To those who take pleasure in the growth of the state, this does not represent a problem. The more laws, more regulations on the book, the more controlled the population becomes, and the greater the governmental Leviathan enforcing it all. If someone around me would admit to being a jerk who thinks this way, I'd give them a lifetime supply of loathing right then and there.
OK ok, so what's a better plan? Let's borrow a key idea from science: falsifiability, which is a key aspect of the scientific method. The basic idea is that to be believable as a scientific theory, one must make not only a claim, but that claim must be empirically testable. There must exist some kind of experiment or observation that would be able to refute it, if the theory was wrong.
For example, "there is an invisible sky god" would not qualify as a scientific proposition unless the claimant defined the terms, and produced a test ("go pee on the tree, say "woohoo", and she will pop up as a 1cm blue sphere uttering obscenities"). One can pee & peek, and if no blue sphere, then the theory is false. For another example, "who spits against the wind, fouls his beard" (with more precise qualifications) is easily tested, and am happy to report a personal inability to falsify.
Over time, theories that fail their tests are rejected and become superstition, good theories that haven't failed for a long time become known as laws. Thus science grows into a web of propositions, many mutually reinforcing, but each forever subject to eviction upon adverse observation.
How this applies to politics might start to become clear. Take a basic theory is that a law that fails to meet its own standards is a bad law, and that having no law is generally better than having bad law. Let's have acts of government that purport to ameliorate some problem actually include a falsifiable prediction within the statute. If the test fails, the statute is automatically cancelled.
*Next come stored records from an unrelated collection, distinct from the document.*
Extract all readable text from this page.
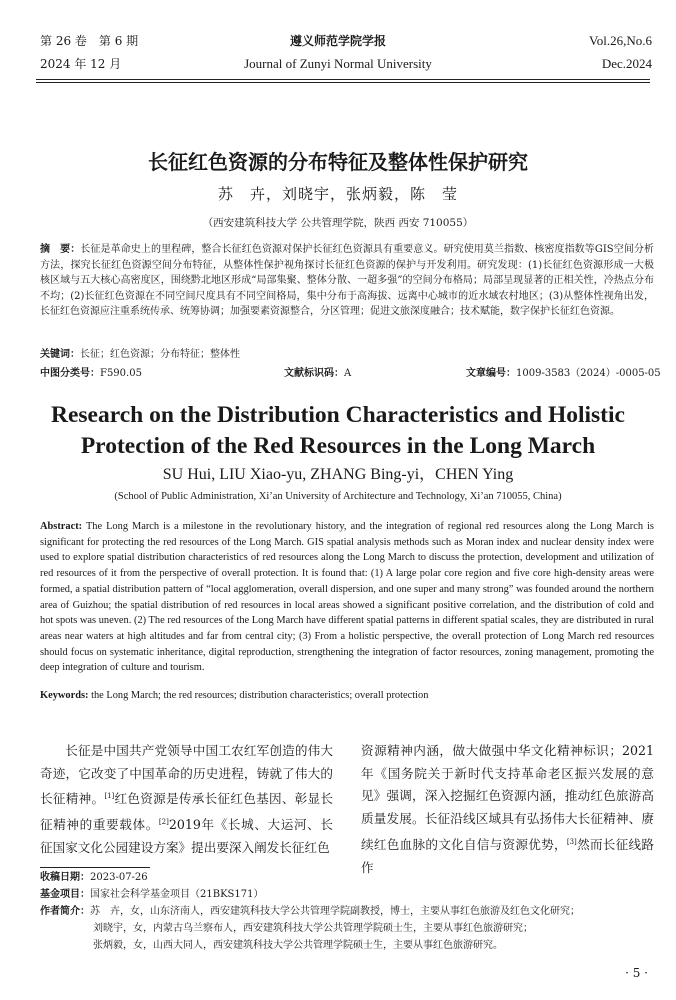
第 26 卷　第 6 期
2024 年 12 月
遵义师范学院学报
Journal of Zunyi Normal University
Vol.26,No.6
Dec.2024
长征红色资源的分布特征及整体性保护研究
苏　卉，刘晓宇，张炳毅，陈　莹
（西安建筑科技大学 公共管理学院，陕西 西安 710055）
摘　要：长征是革命史上的里程碑，整合长征红色资源对保护长征红色资源具有重要意义。研究使用莫兰指数、核密度指数等GIS空间分析方法，探究长征红色资源空间分布特征，从整体性保护视角探讨长征红色资源的保护与开发利用。研究发现：(1)长征红色资源形成一大极核区域与五大核心高密度区，围绕黔北地区形成“局部集聚、整体分散、一超多强”的空间分布格局；局部呈现显著的正相关性，冷热点分布不均；(2)长征红色资源在不同空间尺度具有不同空间格局，集中分布于高海拔、远离中心城市的近水域农村地区；(3)从整体性视角出发，长征红色资源应注重系统传承、统筹协调；加强要素资源整合，分区管理；促进文旅深度融合；技术赋能，数字保护长征红色资源。
关键词：长征；红色资源；分布特征；整体性
中图分类号：F590.05	文献标识码：A	文章编号：1009-3583（2024）-0005-05
Research on the Distribution Characteristics and Holistic Protection of the Red Resources in the Long March
SU Hui, LIU Xiao-yu, ZHANG Bing-yi，CHEN Ying
(School of Public Administration, Xi’an University of Architecture and Technology, Xi’an 710055, China)
Abstract: The Long March is a milestone in the revolutionary history, and the integration of regional red resources along the Long March is significant for protecting the red resources of the Long March. GIS spatial analysis methods such as Moran index and nuclear density index were used to explore spatial distribution characteristics of red resources along the Long March to discuss the protection, development and utilization of red resources of it from the perspective of overall protection. It is found that: (1) A large polar core region and five core high-density areas were formed, a spatial distribution pattern of “local agglomeration, overall dispersion, and one super and many strong” was founded around the northern area of Guizhou; the spatial distribution of red resources in local areas showed a significant positive correlation, and the distribution of cold and hot spots was uneven. (2) The red resources of the Long March have different spatial patterns in different spatial scales, they are distributed in rural areas near waters at high altitudes and far from central city; (3) From a holistic perspective, the overall protection of Long March red resources should focus on systematic inheritance, digital reproduction, strengthening the integration of factor resources, zoning management, promoting the deep integration of culture and tourism.
Keywords: the Long March; the red resources; distribution characteristics; overall protection
长征是中国共产党领导中国工农红军创造的伟大奇迹，它改变了中国革命的历史进程，铸就了伟大的长征精神。[1]红色资源是传承长征红色基因、彰显长征精神的重要载体。[2]2019年《长城、大运河、长征国家文化公园建设方案》提出要深入阐发长征红色
资源精神内涵，做大做强中华文化精神标识；2021年《国务院关于新时代支持革命老区振兴发展的意见》强调，深入挖掘红色资源内涵，推动红色旅游高质量发展。长征沿线区域具有弘扬伟大长征精神、赓续红色血脉的文化自信与资源优势，[3]然而长征线路作
收稿日期：2023-07-26
基金项目：国家社会科学基金项目（21BKS171）
作者简介：苏　卉，女，山东济南人，西安建筑科技大学公共管理学院副教授，博士，主要从事红色旅游及红色文化研究；
刘晓宇，女，内蒙古乌兰察布人，西安建筑科技大学公共管理学院硕士生，主要从事红色旅游研究；
张炳毅，女，山西大同人，西安建筑科技大学公共管理学院硕士生，主要从事红色旅游研究。
· 5 ·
Some examples. A hypothetical Bill to Improve Rich People's Lives, a laudable goal, would have to include a statement of how/when its success is to be measured. Maybe somethign like "in each of the following ten years, the glorious 1%-percentile-of-annual-income would have to exceed the standard rate of inflation". A Bill to Feed the Poor (but Reduce Their Number) could have a statement that after the bill's in operation, the number of Big Macs served on welfare cards will be 10% less than before. Or This Random Act of Congress shall reduce health insurance costs over the aggregate population by 10% by 2018. Or This New Firearms Regulation will help reduce gun murders in Chicago by 10% next year.
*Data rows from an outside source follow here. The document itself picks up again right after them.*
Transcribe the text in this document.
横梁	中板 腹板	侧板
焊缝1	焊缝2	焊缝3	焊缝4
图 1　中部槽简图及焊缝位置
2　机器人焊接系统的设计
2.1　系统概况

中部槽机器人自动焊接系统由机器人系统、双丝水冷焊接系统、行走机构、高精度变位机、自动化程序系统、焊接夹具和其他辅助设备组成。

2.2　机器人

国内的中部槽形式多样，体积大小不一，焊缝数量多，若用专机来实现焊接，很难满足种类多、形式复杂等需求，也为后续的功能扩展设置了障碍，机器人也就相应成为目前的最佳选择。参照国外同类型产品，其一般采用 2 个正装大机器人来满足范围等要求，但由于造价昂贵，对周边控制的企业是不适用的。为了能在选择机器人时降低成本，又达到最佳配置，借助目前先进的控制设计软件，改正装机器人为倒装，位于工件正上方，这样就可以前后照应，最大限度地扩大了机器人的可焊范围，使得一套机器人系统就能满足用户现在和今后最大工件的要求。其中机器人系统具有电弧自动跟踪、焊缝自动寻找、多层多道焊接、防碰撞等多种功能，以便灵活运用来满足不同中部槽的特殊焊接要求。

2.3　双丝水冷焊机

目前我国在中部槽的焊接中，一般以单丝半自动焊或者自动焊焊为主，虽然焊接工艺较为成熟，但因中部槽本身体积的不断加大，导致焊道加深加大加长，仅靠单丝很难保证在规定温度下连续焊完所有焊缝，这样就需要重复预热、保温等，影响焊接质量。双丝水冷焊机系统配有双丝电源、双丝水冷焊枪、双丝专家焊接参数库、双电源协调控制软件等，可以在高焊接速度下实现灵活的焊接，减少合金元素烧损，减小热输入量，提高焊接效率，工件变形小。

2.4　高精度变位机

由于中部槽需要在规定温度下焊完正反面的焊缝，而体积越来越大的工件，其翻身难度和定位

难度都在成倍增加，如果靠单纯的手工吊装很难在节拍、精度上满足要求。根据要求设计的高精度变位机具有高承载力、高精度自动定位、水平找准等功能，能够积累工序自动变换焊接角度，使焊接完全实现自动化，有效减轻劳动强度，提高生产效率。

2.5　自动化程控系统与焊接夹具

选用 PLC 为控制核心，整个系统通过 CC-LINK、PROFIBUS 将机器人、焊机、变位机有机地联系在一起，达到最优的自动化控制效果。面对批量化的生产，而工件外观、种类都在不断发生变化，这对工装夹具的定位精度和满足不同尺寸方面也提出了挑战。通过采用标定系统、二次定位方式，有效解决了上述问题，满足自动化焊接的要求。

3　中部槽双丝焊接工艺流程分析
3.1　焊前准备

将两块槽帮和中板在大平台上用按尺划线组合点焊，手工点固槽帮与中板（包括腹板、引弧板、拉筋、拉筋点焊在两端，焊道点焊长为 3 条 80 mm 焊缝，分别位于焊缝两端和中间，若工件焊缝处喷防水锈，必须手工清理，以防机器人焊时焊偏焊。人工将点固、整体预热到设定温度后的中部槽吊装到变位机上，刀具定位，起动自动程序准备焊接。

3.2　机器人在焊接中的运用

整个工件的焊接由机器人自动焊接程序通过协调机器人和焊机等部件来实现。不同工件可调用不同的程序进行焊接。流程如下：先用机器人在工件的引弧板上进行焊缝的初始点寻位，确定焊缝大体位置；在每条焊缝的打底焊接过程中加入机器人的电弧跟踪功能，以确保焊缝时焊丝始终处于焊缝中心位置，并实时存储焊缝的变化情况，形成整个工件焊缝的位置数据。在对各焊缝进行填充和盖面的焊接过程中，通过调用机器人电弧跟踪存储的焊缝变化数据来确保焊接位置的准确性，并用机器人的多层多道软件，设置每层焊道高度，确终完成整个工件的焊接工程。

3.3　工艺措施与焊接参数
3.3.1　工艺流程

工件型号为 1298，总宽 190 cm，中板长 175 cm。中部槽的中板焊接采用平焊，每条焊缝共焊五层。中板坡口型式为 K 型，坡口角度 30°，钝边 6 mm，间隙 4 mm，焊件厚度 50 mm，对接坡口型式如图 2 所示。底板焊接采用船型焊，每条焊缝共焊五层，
If you can't make a strong prediction about its effects, don't make a law strong.
Would it still be possible to game the system? Certainly, there are one or two deviously clever people in politics. But it would discourage a certain type of wishful-thinking-oriented law, whose likely outcomes are so grotesquely disconnected from the dreams, that writing down a falsification clause would make it obvious even to the believers. It would discourage monster omnibus bills, since lawmakers wouldn't want to risk a failure of one prediction rip down the whole kaboodle. It could make government slower and more hesitant. Sounds good to me!